An election body would need to look at the voter registers. While Tunisia has the capacity to establish a reliable register, there have been allegations that some groups of potential opposition supporters, such as young urban voters, were deliberately excluded from the lists. The accuracy of the existing lists should be carefully reviewed and the new register publicly displayed.
Candidates and parties should be given proper access to the media, in particular public channels, which should be committed to fair coverage. Generous free airtime should be provided so that new parties and candidates can present their platforms. Public campaign finance should be available to offset the likely financial advantages of those who were allied to the Ben Ali regime. Both campaign expenditure and media coverage should be carefully regulated, with the latter independently monitored.
Transparency is required in all aspects of the process and must be open to scrutiny by media, civil society and Tunisian and international election observers, as well as party representatives and candidates. Most important, the election body should conduct elections in an open and consultative manner. Election results should be immediately published in polling stations and posted on the internet.
Finally, a fair, accessible and timely process for adjudicating electoral disputes should be established. Again, this must command confidence among those participating in the elections and the wider public. Recently contested elections in Kenya, Haiti and Ivory Coast have demonstrated the price of getting this part of the electoral process wrong.
The key issue now is how fast all these things can be achieved. According to the constitution, the presidential election needs to take place by 15 March at the latest. This would leave precious little time to truly reform the electoral framework and provide parties and candidates with a chance to become known to the electorate. The alternative is to ignore the constitution and set a later election day. For the stability of the country, it will be important to have a degree of consensus on whatever decision is made.

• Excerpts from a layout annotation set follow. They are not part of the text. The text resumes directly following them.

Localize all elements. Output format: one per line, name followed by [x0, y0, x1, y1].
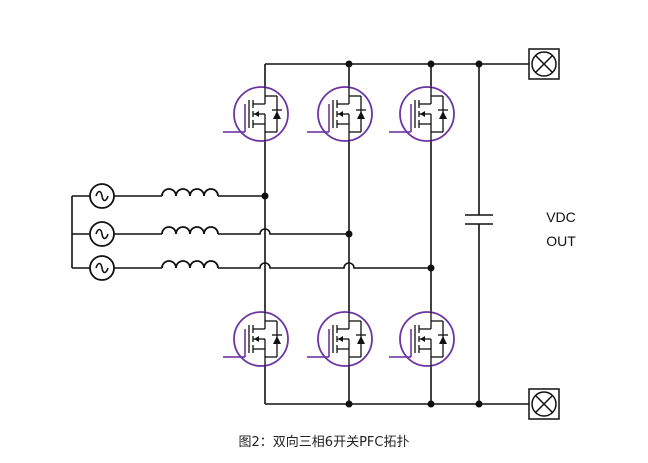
output-label-vdc: VDC: [546, 209, 576, 225]
mosfet-icon: [233, 86, 289, 142]
ac-source-icon: [89, 255, 115, 281]
terminal-icon: [528, 48, 560, 80]
mosfet-icon: [399, 86, 455, 142]
mosfet-icon: [317, 86, 373, 142]
terminal-icon: [528, 388, 560, 420]
mosfet-icon: [317, 311, 373, 367]
junction-dots: [261, 60, 483, 408]
mosfet-icon: [233, 311, 289, 367]
ac-source-icon: [89, 221, 115, 247]
output-label-out: OUT: [546, 233, 576, 249]
ac-input: [71, 195, 431, 269]
mosfet-icon: [399, 311, 455, 367]
bridge-legs: [264, 64, 432, 404]
inductor-icon: [161, 260, 219, 269]
figure-caption: 图2：双向三相6开关PFC拓扑: [238, 435, 410, 450]
inductor-icon: [161, 188, 219, 197]
inductor-icon: [161, 226, 219, 235]
capacitor-icon: [465, 64, 493, 404]
gate-drive-lines: [223, 131, 401, 358]
ac-source-icon: [89, 183, 115, 209]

In addition to the general framework, a specific provision requiring a presidential candidate to have the support of 30 members of the lower house of parliament or municipal mayors, which would give representatives of the old regime a say in determining who can stand, must be abolished before the presidential election is held.
As far as parliamentary elections are concerned, there is no deadline to be met. When deciding on the timing, competing considerations come into play. On the one hand, the momentum for change can get lost if elections are not held soon. On the other, they should not be held before the flaws in the electoral framework have been fixed.

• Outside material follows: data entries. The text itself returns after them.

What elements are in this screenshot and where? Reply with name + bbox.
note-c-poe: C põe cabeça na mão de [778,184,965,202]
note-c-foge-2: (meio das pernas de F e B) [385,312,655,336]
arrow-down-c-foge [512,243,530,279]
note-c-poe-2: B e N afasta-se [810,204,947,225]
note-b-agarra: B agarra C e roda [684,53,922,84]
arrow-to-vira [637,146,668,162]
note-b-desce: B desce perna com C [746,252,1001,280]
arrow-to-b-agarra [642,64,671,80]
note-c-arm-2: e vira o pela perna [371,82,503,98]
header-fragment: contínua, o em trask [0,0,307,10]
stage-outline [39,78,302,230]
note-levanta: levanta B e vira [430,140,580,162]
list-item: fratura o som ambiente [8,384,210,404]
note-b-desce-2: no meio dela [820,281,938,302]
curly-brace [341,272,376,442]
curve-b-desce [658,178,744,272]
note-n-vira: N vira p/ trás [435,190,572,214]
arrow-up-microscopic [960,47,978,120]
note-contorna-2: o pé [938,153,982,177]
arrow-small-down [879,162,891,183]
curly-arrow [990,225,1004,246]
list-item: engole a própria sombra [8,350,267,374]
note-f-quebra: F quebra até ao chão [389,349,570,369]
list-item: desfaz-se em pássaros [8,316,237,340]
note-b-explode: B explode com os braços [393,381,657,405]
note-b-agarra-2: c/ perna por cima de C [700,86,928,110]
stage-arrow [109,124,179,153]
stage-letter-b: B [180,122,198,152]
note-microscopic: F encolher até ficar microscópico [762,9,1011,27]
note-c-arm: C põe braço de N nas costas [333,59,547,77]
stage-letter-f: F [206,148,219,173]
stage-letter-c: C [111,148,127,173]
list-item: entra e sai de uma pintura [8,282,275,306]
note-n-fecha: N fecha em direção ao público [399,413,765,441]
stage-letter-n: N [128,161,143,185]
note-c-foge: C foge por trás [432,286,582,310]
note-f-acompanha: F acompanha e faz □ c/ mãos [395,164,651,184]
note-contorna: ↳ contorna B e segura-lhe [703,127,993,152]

The complicating factor with parliamentary elections is that, beyond arrangements to encourage a level playing field, the electoral system must be changed. Currently it ensures that one party will gain hegemonic control of parliament. In the past, parties of the legal opposition were merely allowed quotas of seats to create a democratic facade.

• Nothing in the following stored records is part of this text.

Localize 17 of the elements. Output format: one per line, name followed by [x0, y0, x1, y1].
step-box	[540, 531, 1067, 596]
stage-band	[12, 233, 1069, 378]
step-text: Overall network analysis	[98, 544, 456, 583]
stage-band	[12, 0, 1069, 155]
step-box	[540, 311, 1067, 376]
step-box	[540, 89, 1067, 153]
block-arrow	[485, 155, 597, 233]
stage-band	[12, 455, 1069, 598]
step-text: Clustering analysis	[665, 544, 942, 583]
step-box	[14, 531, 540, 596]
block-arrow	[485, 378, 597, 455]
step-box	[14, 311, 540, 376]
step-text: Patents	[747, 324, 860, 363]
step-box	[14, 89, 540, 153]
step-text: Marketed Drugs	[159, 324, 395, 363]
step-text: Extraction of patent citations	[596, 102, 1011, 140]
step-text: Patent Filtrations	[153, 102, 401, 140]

Given decades of repression, a real political-party spectrum has yet to emerge. A new election system should allow independent candidates to compete. It should also be designed to produce relatively proportional results so that all new political groupings have a chance of winning representation.
The elections will bring Tunisia to a crossroads. If they are open and credible, they will create the confidence and legitimacy required for genuine long-term stability. But if Tunisians view the elections as no more than political window-dressing, the country is bound to see more trouble and a “once in a generation” opportunity to establish a democracy will be wasted.